“What do you want for dinner?”
“I don't know, whatever.”
That's how it started, a familiar scene in a kitchen between a young couple who was trying to decide what to make for dinner. Me, the asker, and my boyfriend giving the most vague answer on the planet. Remembering a story from my friend who had a grandma with an amazing sense of humor, I took a page out of her book and said simply, “Okay, I'll start making whatever.”
'Whatever' is now code for stir fry, a stir fry made with whatever I have on hand, usual rice, a meat, and whatever vegetables you'd normally have within a stir fry (peppers, broccoli, baby corn, water chestnuts, etc.) and some Asian sauces (hoisin and soy seem to be the standards) along with a few spices like ginger and garlic. It was the ultimate experiment and honestly I wasn't sure it would work the first time. I was expecting a pile of something maybe edible but, more likely than not, gross. You can imagine my surprise when he said he loved it and I enjoyed it too.
Since then I've made up plenty of foods, often simple things that don't take much of a culinary genius to figure out but still, going off recipe and trusting what I know is like driving a car off road; there is an equal chance of getting stuck as there is of having fun and exploring the countryside. So how do you avoid the pitfalls of going off recipe? How do you make your own recipe out of what you wish to make? How do you start to know what pairs with what?
The simplest way to go off recipe is to know the food you are cooking. With the stir fry, I knew what I have had at various restaurants before. I knew what flavors were popular and went well together. If I didn't, I would have probably had less luck. If you want to be able to make something on the fly, you need to try a lot of foods in order to know what tastes good together. You can guess slightly, for example I was guessing in terms of amounts of spices and the like, but you have to also be able to know the flavors.

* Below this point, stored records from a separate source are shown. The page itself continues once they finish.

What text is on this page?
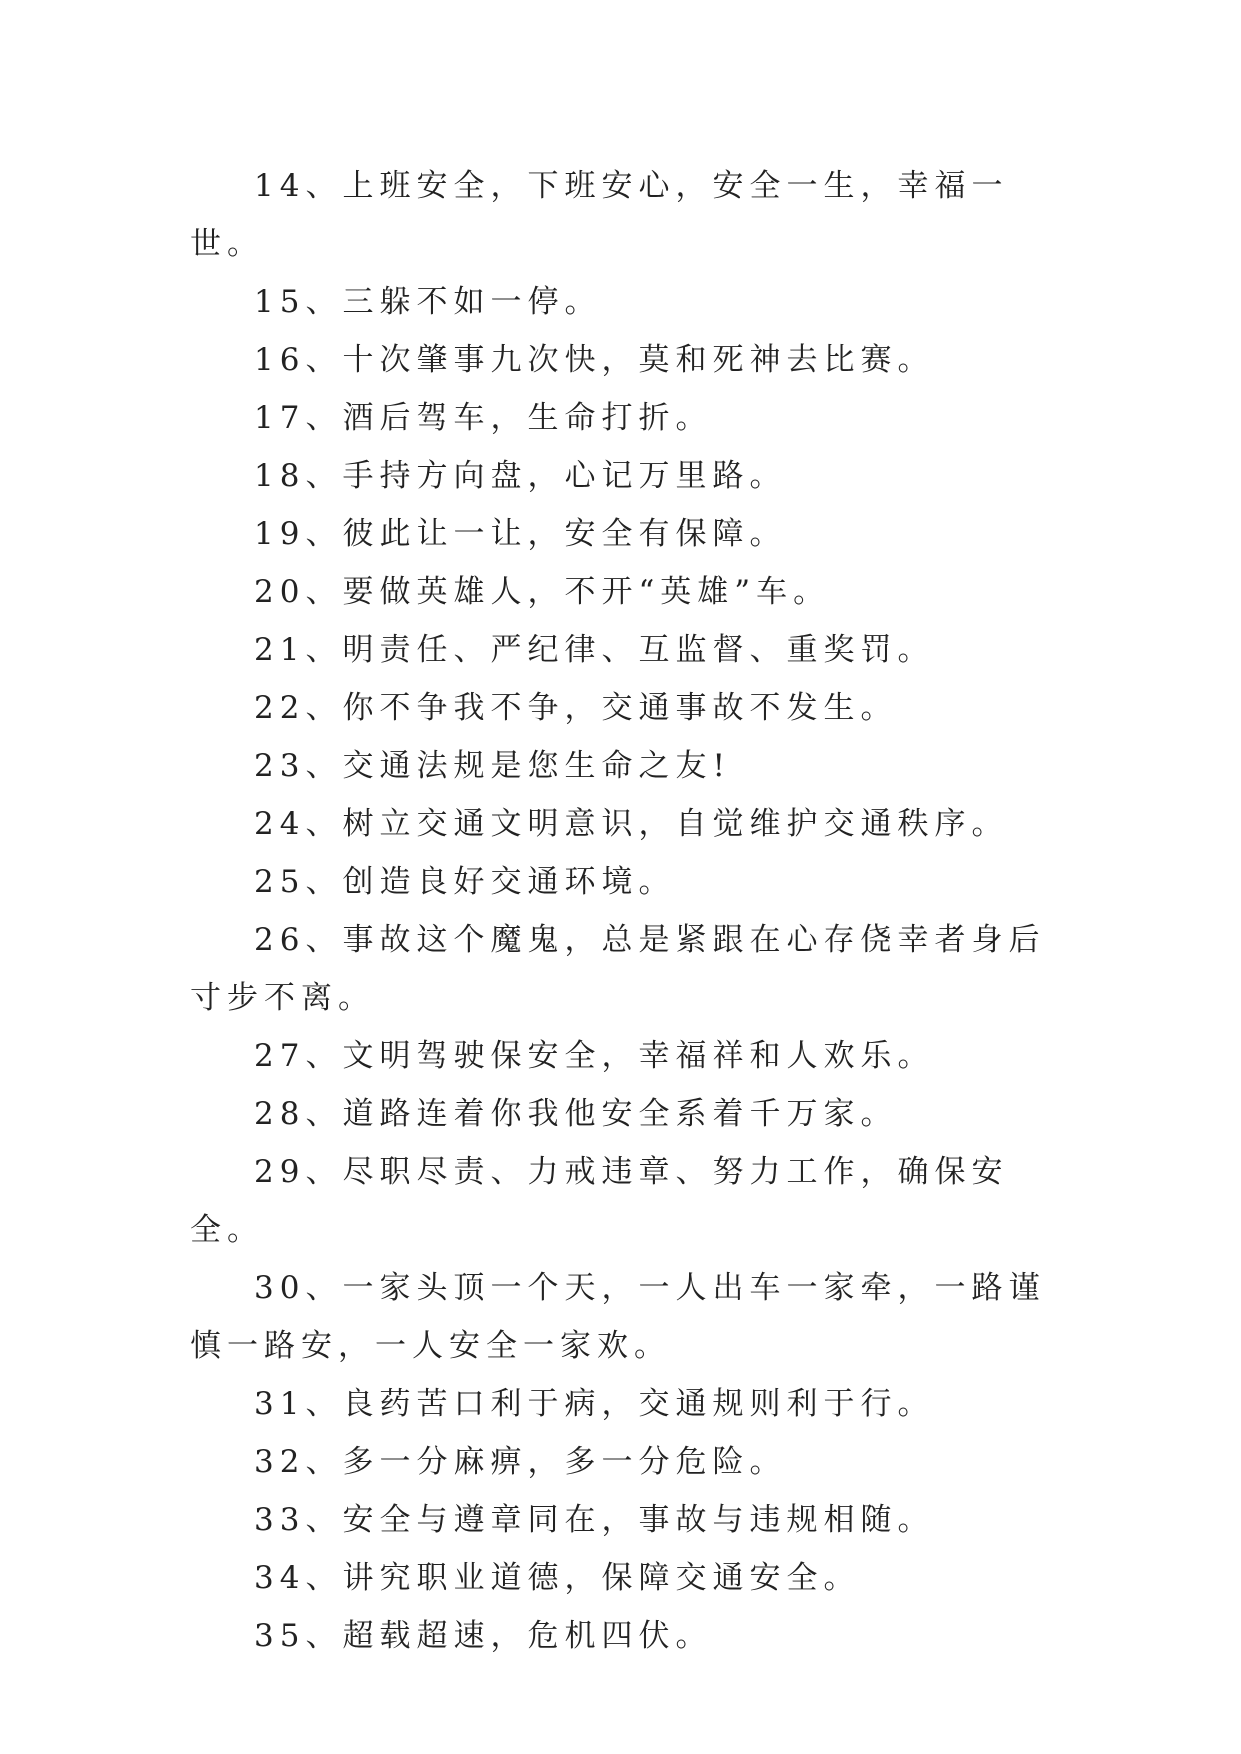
14、上班安全，下班安心，安全一生，幸福一世。

15、三躲不如一停。

16、十次肇事九次快，莫和死神去比赛。

17、酒后驾车，生命打折。

18、手持方向盘，心记万里路。

19、彼此让一让，安全有保障。

20、要做英雄人，不开“英雄”车。

21、明责任、严纪律、互监督、重奖罚。

22、你不争我不争，交通事故不发生。

23、交通法规是您生命之友!

24、树立交通文明意识，自觉维护交通秩序。

25、创造良好交通环境。

26、事故这个魔鬼，总是紧跟在心存侥幸者身后寸步不离。

27、文明驾驶保安全，幸福祥和人欢乐。

28、道路连着你我他安全系着千万家。

29、尽职尽责、力戒违章、努力工作，确保安全。

30、一家头顶一个天，一人出车一家牵，一路谨慎一路安，一人安全一家欢。

31、良药苦口利于病，交通规则利于行。

32、多一分麻痹，多一分危险。

33、安全与遵章同在，事故与违规相随。

34、讲究职业道德，保障交通安全。

35、超载超速，危机四伏。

Another recipe I tend to do off the cuff is cranberry sauce. Every Thanksgiving I make it and everyone loves it to the point where I think if I didn't bring it one year, people would start asking if I was okay. As anyone who has made the stuff knows, you boil the berries in liquid (I use orange juice to add flavor) and sugar until they start popping like mad, and then add the spices while stirring them together. However, that mixture is like pure hot lava if you try to taste it at that point, so while getting the spice mix is key, its hard to tell if the mix you have made is any good or if you have too much of one spice. This is where I use my other tip for those going off recipe: follow your nose. If it's too hot to taste, you can still smell it and smell is a surprisingly integral part of our ability to taste, the nose picking up what our tongues cannot in terms of flavor. Your tongue can taste sweet but your nose is what tells you it is milk chocolate over french vanilla as the scent goes up your nasal passages while you eat. It's why foods taste different if you have a stuffed up nose.
With my cranberry sauce, I constantly smell it, searching for each unique scent of cinnamon, nutmeg, cloves, and allspice. Cinnamon can easily overwhelm all three but if you have way too much nutmeg, it will make your tongue go a bit numb (nutmeg is very interesting in that regard). So you have to balance them, sniffing to see if there is too much cinnamon while keeping tabs on how much nutmeg has been added versus cloves or allspice that have very distinct earthy tones. It's only once I'm certain it is both mixed well and that cinnamon hasn't taken over that I trust it enough to put it in a glass container and take it to my parents' house.
The last piece of advice I have when it comes to going off recipe or making your own, is to take as many risks as you feel comfortable with and experiment as necessary. I wasn't completely sure that ground ginger from the store would work well in a stir fry, I knew ginger goes in stir fry but I associate ground ginger with pumpkin pie normally. I took the risk, and boy did it pay off. However, I was comfortable with that risk because I knew one form of ginger already worked. If you know something will probably work, it's worth the risk of it not. Though as I have found out, when in doubt, you can always ask the internet if a certain substitution or change of style will work. There are a lot more cooks out there than me who know their stuff, and surely someone has the answer.
Speaking of answers, what are your tips for creating new recipes? Anything you made that you were particularly proud of? Let me know and share advice with each other. After all, we're all learning together.